La France connait une législation similaire (harmonisation européenne oblige), notamment au travers de l'article 34 de la loi Informatique et Libertés. Toutefois, la différence la plus importante entre les deux systèmes est qu'en France, une entreprise qui perd ses données n'est pas tenue à informer les individus concernés par une telle perte, ni même la CNIL. A l'inverse, au Royaume-Uni, l'ICO à clairement fait savoir que bien qu'il n'y ait aucune contrainte légale, les entreprises "devraient rapporter à l'ICO les cas de failles de sécurité sérieuses", et notamment la perte de données personnelles. Cette démarche s'inscrit dans une procédure d'urgence, détaillée par l'ICO à l'intention des entreprise ayant perdu des données et visant à limiter les dommages causés par la perte.

Dans un cadre où la multiplication des pertes de données est de plus en plus médiatisée et où l'étude conduite par Symantec et Ponemon souligne des failles importantes, certains militent pour une densification de la loi de 1978 relative à la protection des données personnelles . C'est à ce titre que M. Yves Détraigne et Mme Anne-Marie Escoffier ont déposé, le 6 novembre 2009, une proposition de loi visant à mieux garantir le droit à la vie privée à l'heure du numérique. L'article 7 de cette proposition de loi, visait justement le cas des pertes de données. Il visait à modifier l'article 34 de la loi de 1978 comme suit :
« Art. 34. - Le responsable du traitement met en œuvre toutes mesures adéquates, au regard de la nature des données et des risques présentés par le traitement, pour assurer la sécurité des données et en particulier protéger les données à caractère personnel traitées contre toute violation entraînant accidentellement ou de manière illicite la destruction, la perte, l'altération, la divulgation, la diffusion, le stockage, le traitement ou l'accès non autorisés ou illicites.

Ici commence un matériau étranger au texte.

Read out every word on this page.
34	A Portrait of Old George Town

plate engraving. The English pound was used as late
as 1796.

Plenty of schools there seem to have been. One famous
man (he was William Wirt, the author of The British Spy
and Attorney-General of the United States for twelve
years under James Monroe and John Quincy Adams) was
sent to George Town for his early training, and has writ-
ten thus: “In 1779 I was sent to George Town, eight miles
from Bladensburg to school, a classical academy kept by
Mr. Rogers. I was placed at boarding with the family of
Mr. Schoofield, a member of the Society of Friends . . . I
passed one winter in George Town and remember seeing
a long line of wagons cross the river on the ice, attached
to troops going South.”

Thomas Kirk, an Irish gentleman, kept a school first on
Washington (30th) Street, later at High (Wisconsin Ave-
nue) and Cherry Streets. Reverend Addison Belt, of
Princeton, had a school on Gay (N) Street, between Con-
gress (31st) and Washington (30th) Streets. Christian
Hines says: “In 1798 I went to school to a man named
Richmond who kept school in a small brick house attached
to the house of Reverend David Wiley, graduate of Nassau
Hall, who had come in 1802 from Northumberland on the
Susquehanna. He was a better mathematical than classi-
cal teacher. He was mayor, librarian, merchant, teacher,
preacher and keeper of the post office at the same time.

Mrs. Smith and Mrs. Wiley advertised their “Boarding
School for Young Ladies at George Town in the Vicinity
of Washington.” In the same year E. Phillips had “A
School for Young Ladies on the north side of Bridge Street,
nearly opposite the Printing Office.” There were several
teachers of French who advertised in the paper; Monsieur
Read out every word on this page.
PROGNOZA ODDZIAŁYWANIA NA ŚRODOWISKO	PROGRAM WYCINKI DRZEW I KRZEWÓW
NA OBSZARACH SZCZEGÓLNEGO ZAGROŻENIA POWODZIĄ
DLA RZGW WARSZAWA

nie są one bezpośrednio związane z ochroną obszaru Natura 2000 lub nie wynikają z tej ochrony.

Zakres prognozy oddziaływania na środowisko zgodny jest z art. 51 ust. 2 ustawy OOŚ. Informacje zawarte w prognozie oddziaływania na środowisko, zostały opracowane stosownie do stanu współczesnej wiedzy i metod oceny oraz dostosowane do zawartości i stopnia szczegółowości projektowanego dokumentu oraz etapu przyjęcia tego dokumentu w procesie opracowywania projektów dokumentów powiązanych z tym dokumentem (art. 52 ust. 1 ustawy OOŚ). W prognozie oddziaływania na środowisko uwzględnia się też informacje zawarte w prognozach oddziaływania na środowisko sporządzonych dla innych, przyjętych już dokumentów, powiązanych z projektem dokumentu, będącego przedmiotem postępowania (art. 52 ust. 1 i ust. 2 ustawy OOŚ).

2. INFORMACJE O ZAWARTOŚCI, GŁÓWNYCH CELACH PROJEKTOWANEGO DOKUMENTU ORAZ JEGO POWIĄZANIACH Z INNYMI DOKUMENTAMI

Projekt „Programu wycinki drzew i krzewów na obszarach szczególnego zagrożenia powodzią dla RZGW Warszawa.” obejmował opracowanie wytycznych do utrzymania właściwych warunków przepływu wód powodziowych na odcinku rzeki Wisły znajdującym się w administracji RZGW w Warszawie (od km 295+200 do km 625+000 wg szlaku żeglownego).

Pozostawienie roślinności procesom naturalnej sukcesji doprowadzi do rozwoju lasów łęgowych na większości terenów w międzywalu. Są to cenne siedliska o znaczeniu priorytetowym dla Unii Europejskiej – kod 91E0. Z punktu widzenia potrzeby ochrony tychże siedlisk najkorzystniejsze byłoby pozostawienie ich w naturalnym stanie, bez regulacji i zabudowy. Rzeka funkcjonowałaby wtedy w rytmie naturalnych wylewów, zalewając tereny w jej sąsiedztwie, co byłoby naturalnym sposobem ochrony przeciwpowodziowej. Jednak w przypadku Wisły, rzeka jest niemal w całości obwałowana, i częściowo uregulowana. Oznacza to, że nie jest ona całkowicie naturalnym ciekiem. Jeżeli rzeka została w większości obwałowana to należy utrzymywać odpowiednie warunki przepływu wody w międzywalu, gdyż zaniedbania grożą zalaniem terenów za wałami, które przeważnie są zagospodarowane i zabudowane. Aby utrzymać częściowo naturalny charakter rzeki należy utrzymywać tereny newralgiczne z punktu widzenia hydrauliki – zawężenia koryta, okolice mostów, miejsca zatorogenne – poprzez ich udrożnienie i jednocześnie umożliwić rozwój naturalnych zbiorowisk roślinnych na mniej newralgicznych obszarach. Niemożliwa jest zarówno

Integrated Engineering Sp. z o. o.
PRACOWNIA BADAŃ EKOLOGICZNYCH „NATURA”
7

"En cas de violation du traitement de données à caractère personnel, le responsable de traitement avertit sans délai le correspondant "informatique et libertés" ou, en l'absence de celui-ci, la Commission nationale de l'informatique et des libertés. Le responsable du traitement, avec le concours du correspondant "informatique et libertés", prend immédiatement les mesures nécessaires pour permettre le rétablissement de la protection de l'intégrité et de la confidentialité des données. Le correspondant "informatique et libertés" en informe la Commission nationale de l'informatique et des libertés. Si la violation a affecté les données à caractère personnel d'une ou de plusieurs personnes physiques, le responsable du traitement en informe également ces personnes, sauf si ce traitement a été autorisé en application de l'article 26 [traitements de données sensibles autorisés par arrêté ministériel ou du Conseil d'Etat]. Le contenu, la forme et les modalités de cette information sont déterminés par décret en Conseil d'État pris après avis de la Commission nationale de l'informatique et des libertés. Un inventaire des atteintes aux traitements de données à caractère personnel est tenu à jour par le correspondant "informatique et libertés".
"

Toutefois, pour le moment la procédure s'est arrêtée au dépôt devant la commission des lois en mars 2010, mais il est probable qu'une telle procédure aboutisse. Si le Royaume-Uni connait un système particulier basé sur une expérience similaire en matière bancaire, la notification de perte de données est largement appréciée par les administrations européennes  et communautaires et devrait intégrer prochainement le corpus législatif.